Lu Johnson has more spunk than anyone I know. Her boss says she reminds him of a hummingbird. It’s true! (If you know her, you get it!) In fact, I tried to take pictures at her retirement party yesterday and hardly came up with a single good one. She was in motion in every shot. She also talks faster than any of us can think. Her voice and e-mails are legendary. She can tell you what she’s done today… about the lovely new friend she just met… how her cousin is doing… compliment your shoes… and still throw in a few YEHI’s!!!! before you know what hit you.

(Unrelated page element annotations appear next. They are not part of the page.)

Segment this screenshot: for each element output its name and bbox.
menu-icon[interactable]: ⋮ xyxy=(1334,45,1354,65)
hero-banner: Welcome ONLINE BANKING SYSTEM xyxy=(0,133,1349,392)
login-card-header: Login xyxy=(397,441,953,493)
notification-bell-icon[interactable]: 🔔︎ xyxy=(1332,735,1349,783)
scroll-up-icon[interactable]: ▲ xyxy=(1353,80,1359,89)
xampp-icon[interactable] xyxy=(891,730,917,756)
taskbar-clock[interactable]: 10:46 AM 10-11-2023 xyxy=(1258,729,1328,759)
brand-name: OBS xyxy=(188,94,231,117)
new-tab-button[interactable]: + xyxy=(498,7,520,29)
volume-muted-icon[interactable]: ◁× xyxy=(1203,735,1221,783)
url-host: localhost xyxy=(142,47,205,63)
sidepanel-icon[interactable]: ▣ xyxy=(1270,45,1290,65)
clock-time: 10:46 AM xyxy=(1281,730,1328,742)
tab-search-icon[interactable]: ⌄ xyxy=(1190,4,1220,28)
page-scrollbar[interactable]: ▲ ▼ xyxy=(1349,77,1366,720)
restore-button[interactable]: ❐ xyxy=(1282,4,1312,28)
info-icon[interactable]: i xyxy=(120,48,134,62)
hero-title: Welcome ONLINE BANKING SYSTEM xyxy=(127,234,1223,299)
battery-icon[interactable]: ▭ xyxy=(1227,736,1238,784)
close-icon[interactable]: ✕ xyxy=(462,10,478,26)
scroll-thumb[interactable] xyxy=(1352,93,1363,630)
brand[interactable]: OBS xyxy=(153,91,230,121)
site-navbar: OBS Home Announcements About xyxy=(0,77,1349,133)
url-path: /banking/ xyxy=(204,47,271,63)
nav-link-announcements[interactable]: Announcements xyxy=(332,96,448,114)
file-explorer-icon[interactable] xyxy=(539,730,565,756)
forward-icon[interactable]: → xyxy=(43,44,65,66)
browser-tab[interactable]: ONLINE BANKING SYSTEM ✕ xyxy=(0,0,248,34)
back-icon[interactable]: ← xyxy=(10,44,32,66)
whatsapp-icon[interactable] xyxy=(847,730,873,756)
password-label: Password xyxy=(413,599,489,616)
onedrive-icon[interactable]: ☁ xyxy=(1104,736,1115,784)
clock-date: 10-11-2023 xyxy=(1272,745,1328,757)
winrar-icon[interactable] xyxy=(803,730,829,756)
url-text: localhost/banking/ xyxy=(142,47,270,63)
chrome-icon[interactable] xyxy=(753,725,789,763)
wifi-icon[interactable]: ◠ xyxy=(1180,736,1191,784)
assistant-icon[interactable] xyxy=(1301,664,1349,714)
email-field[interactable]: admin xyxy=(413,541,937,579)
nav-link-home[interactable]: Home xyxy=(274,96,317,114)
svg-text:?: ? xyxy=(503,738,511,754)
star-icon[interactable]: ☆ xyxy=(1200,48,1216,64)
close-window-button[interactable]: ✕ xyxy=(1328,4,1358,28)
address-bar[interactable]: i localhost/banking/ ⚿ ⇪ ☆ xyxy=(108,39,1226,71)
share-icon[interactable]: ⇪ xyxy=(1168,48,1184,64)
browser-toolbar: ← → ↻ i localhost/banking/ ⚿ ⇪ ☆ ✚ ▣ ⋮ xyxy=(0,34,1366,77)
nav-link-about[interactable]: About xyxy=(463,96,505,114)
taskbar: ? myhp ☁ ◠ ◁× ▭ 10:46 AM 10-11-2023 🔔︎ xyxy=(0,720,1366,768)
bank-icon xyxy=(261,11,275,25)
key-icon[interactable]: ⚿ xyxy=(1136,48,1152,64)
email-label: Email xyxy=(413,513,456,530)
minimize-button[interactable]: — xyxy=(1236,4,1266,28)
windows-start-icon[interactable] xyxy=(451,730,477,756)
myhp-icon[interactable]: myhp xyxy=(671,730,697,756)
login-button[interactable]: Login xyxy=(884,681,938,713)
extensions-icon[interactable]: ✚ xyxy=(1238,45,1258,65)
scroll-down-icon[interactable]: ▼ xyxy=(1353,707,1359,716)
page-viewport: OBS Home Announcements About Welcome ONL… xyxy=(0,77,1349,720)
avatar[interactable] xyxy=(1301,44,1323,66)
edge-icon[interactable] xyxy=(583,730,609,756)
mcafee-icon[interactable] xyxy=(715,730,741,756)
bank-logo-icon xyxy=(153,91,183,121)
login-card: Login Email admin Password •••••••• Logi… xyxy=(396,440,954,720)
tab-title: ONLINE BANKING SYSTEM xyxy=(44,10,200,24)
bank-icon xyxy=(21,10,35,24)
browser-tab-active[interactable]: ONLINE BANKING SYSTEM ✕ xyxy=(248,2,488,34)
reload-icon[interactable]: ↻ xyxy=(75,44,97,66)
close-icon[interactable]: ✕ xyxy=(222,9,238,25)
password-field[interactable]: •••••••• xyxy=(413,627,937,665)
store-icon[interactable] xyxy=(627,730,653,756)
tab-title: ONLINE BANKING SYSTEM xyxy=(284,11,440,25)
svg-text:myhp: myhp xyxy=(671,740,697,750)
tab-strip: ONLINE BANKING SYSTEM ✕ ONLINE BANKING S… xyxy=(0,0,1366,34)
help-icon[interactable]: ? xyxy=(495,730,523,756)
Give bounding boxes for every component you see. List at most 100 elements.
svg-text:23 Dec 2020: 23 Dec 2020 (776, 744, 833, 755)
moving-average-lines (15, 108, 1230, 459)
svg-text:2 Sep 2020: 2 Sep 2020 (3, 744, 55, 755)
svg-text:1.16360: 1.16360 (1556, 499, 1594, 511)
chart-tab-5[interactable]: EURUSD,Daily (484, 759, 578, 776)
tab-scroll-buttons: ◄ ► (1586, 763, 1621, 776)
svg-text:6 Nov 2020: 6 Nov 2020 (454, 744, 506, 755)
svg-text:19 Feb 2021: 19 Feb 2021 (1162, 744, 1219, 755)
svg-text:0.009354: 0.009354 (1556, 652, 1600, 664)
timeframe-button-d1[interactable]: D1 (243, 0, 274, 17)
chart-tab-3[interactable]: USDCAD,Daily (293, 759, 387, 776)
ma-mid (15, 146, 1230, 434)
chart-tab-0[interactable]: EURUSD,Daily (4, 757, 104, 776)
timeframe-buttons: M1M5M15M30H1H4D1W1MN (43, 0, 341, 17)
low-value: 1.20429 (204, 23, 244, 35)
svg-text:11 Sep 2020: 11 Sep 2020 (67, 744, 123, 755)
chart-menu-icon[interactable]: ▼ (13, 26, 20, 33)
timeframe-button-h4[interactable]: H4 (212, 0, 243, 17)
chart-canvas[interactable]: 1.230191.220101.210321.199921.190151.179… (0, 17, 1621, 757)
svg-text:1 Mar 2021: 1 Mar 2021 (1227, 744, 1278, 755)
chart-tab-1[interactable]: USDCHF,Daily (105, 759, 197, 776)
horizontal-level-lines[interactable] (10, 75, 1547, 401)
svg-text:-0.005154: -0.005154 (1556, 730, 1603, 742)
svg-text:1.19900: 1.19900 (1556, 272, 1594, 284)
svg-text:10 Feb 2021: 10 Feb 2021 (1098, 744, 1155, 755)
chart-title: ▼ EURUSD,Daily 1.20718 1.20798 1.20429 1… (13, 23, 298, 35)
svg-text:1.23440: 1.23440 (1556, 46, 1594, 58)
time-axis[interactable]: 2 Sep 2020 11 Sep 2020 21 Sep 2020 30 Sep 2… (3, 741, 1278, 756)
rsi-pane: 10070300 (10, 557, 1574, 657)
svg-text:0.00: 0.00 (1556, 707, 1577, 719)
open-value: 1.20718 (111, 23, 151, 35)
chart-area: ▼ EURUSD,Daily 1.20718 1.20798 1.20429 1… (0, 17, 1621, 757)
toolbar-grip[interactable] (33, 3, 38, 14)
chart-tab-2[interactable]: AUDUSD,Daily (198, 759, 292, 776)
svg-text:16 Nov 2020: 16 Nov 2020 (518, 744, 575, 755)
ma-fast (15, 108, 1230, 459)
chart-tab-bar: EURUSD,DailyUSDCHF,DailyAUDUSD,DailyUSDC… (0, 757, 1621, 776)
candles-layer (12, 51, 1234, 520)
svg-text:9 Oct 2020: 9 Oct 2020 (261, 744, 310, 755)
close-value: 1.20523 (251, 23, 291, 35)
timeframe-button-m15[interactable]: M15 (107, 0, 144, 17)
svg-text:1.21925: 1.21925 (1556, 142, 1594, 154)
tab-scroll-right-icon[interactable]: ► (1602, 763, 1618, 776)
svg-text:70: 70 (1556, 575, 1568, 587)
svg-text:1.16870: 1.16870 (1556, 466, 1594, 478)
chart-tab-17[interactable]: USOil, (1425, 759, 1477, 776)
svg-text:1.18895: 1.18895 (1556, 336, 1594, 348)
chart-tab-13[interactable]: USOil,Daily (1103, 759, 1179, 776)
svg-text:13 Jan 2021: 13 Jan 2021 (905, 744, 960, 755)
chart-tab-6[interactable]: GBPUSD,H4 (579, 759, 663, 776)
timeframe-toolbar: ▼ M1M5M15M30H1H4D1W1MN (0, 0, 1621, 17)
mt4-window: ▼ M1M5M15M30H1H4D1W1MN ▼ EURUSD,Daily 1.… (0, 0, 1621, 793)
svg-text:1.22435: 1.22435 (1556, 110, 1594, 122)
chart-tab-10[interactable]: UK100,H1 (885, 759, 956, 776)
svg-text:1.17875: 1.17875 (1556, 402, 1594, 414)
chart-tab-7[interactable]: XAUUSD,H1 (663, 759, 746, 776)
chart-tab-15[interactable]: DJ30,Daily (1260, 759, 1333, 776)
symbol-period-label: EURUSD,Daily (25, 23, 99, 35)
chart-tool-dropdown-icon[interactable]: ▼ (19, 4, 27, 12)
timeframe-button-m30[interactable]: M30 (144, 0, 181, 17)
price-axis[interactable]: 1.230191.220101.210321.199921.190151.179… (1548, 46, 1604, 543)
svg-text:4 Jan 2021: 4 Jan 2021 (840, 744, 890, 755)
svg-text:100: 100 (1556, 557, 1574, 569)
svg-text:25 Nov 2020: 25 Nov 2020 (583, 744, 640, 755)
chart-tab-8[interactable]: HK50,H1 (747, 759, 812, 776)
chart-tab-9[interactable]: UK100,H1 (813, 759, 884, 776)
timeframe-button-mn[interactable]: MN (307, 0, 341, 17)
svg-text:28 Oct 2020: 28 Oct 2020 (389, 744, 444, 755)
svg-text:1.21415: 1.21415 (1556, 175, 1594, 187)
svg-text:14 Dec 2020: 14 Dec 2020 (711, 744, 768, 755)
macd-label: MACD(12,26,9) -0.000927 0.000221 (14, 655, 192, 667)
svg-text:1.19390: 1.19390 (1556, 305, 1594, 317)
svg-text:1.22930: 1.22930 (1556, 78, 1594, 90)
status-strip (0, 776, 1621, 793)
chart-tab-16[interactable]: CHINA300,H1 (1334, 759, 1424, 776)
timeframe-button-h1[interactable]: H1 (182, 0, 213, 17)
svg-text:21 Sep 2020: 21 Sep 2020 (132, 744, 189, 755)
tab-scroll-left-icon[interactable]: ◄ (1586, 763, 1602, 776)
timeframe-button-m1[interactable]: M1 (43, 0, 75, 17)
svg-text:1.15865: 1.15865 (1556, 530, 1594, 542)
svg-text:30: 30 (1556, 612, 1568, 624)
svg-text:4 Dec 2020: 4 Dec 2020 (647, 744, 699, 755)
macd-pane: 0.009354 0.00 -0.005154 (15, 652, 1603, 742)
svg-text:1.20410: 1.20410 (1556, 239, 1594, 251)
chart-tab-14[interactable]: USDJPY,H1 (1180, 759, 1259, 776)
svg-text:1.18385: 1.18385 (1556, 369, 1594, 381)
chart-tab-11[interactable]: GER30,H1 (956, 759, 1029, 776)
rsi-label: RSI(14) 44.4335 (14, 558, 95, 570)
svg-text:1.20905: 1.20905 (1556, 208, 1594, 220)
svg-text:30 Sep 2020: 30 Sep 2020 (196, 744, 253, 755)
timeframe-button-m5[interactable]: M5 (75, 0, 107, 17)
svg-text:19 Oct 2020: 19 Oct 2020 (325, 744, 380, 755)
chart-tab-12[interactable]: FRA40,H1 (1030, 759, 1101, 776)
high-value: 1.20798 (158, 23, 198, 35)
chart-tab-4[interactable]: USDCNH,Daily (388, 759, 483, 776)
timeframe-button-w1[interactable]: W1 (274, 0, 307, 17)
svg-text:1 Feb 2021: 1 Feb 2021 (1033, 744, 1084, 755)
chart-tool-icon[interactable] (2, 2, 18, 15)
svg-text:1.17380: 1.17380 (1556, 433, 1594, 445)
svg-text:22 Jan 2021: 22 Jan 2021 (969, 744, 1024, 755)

A volunteer once said, “I don’t always know what she is saying- but I always know it’s good”. That explains Lady Lu to a tee…

The best thing about Lady Lu is the way she makes you feel when you’re around her. She lets you know you’re loved. She’s a life-long friend- whether you’ve known her for a few hours or for years- that’s according to one of her four college roommates who attended the party. You must be doing something right if your high school and college friends attend your retirement party.

Lu has made the Greensboro Blood Center a success. Those at her party ranged from old friends to donors to co-workers from across NC to the people who hired her. That’s how much she will be missed.

Lady Lu, we wish you well! Just so you know, you have people lined up, ready to take you back as a volunteer. Will you choose disaster, fundraising, communications or stick with blood? Either way, we want to see you back!